Looking at her job function as a whole, she said, “This work takes my data love; it takes all of those insights that we can glean out of it and provides information out there to people who need it. And it’s just perfect.” 

Pursuing technical endeavors in order to lead with one’s heart and advance the human condition – why does that sound so familiar? Perhaps because that very spirit animates the entire ACCESS endeavor. 

“The whole ACCESS mission hits all of my high points,” stated Eveland. “More science for more people, please!”

While Eveland’s personal philosophy seems almost algorithmically well-suited to the ACCESS program’s penchant for inclusion and equality, it was pure kismet that initially ushered Eveland into the ACCESS team. 

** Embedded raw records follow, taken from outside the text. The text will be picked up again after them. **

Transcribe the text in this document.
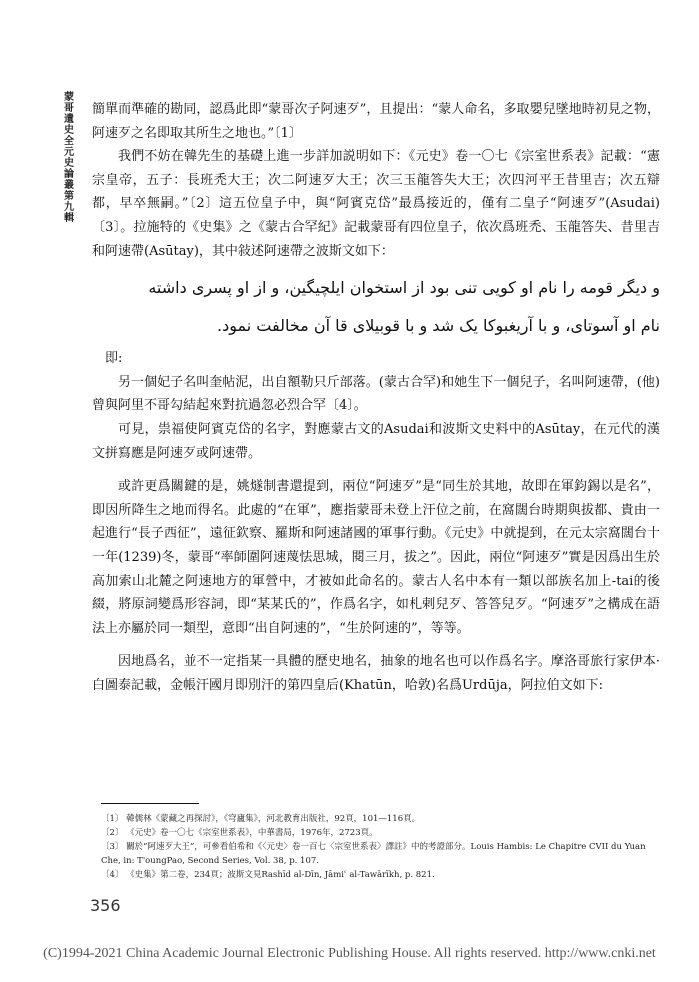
蒙哥遺史全元史論叢 第九輯

簡單而準確的勘同，認爲此即“蒙哥次子阿速歹”，且提出：“蒙人命名，多取嬰兒墜地時初見之物，阿速歹之名即取其所生之地也。”〔1〕

我們不妨在韓先生的基礎上進一步詳加説明如下：《元史》卷一〇七《宗室世系表》記載：“憲宗皇帝，五子：長班禿大王；次二阿速歹大王；次三玉龍答失大王；次四河平王昔里吉；次五辯都，早卒無嗣。”〔2〕這五位皇子中，與“阿賓克岱”最爲接近的，僅有二皇子“阿速歹”(Asudai)〔3〕。拉施特的《史集》之《蒙古合罕紀》記載蒙哥有四位皇子，依次爲班禿、玉龍答失、昔里吉和阿速帶(Asūtay)，其中敍述阿速帶之波斯文如下：

و دیگر قومه را نام او کویی تنی بود از استخوان ایلچیگین، و از او پسری داشته
نام او آسوتای، و با آریغبوکا یک شد و با قوبیلای قا آن مخالفت نمود.

即:

另一個妃子名叫奎帖泥，出自額勒只斤部落。(蒙古合罕)和她生下一個兒子，名叫阿速帶，(他)曾與阿里不哥勾結起來對抗過忽必烈合罕〔4〕。

可見，祟福使阿賓克岱的名字，對應蒙古文的Asudai和波斯文史料中的Asūtay，在元代的漢文拼寫應是阿速歹或阿速帶。

或許更爲關鍵的是，姚燧制書還提到，兩位“阿速歹”是“同生於其地，故即在軍鈞錫以是名”，即因所降生之地而得名。此處的“在軍”，應指蒙哥未登上汗位之前，在窩闊台時期與拔都、貴由一起進行“長子西征”，遠征欽察、羅斯和阿速諸國的軍事行動。《元史》中就提到，在元太宗窩闊台十一年(1239)冬，蒙哥“率師圍阿速蔑怯思城，閱三月，拔之”。因此，兩位“阿速歹”實是因爲出生於高加索山北麓之阿速地方的軍營中，才被如此命名的。蒙古人名中本有一類以部族名加上-tai的後綴，將原詞變爲形容詞，即“某某氏的”，作爲名字，如札剌兒歹、答答兒歹。“阿速歹”之構成在語法上亦屬於同一類型，意即“出自阿速的”，“生於阿速的”，等等。

因地爲名，並不一定指某一具體的歷史地名，抽象的地名也可以作爲名字。摩洛哥旅行家伊本·白圖泰記載，金帳汗國月即別汗的第四皇后(Khatūn，哈敦)名爲Urdūja，阿拉伯文如下:

〔1〕 韓儒林《蒙藏之再探討》，《穹廬集》，河北教育出版社，92頁，101—116頁。
〔2〕 《元史》卷一〇七《宗室世系表》，中華書局，1976年，2723頁。
〔3〕 關於“阿速歹大王”，可參看伯希和《〈元史〉卷一百七〈宗室世系表〉譯註》中的考證部分。Louis Hambis: Le Chapitre CVII du Yuan Che, in: T'oungPao, Second Series, Vol. 38, p. 107.
〔4〕 《史集》第二卷，234頁；波斯文見Rashīd al-Dīn, Jāmiʿ al-Tawārīkh, p. 821.
356
(C)1994-2021 China Academic Journal Electronic Publishing House. All rights reserved. http://www.cnki.net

Eveland has been employed with the University of Illinois Urbana–Champaign for “a long time,” by her recall, and started at the university-affiliated National Center for Supercomputing Applications (NCSA) about five years ago. Upon her hire with the NCSA, she was assigned to the Extreme Science and Engineering Discovery Environment (XSEDE) project, the predecessor program to ACCESS. “I said yes, I want to be a part of this, so they kept me on, and I’ve been here the whole time.”

Her background is in tech. “I’ve been in some form of it forever, whether it be programming, hardware, fixing computers, doing network stuff, doing audio-visual stuff, or my background from the university.” 

“I always say that ‘if it plugs into a wall, I probably did some work on it,’” she added with a chuckle.

Technology is “both my job and my hobby, so I’m always happy to answer questions. If you need some technical support, you have somebody that you can reach out to,” she offered amiably. 

Doubtless, after seeing their own website input come to life quickly and responsively, numerous stakeholders in the ACCESS community would agree.

“I feel incredibly lucky to be part of the ACCESS program in general,” Eveland stated with sincerity. “I will say that Allocations, in particular, has an amazing team that seems to care a lot, and our program managers and [other team members] are all just great people.”

She added, “The work that I did on this would not be possible if not for the other great programmers who work on our team, who help with a lot of the stuff that you don’t see, that happens in the background. So I don’t want to sit here and say I did all of this – because, besides me, there’s also an amazing team that I’m happy and very lucky to be part of.”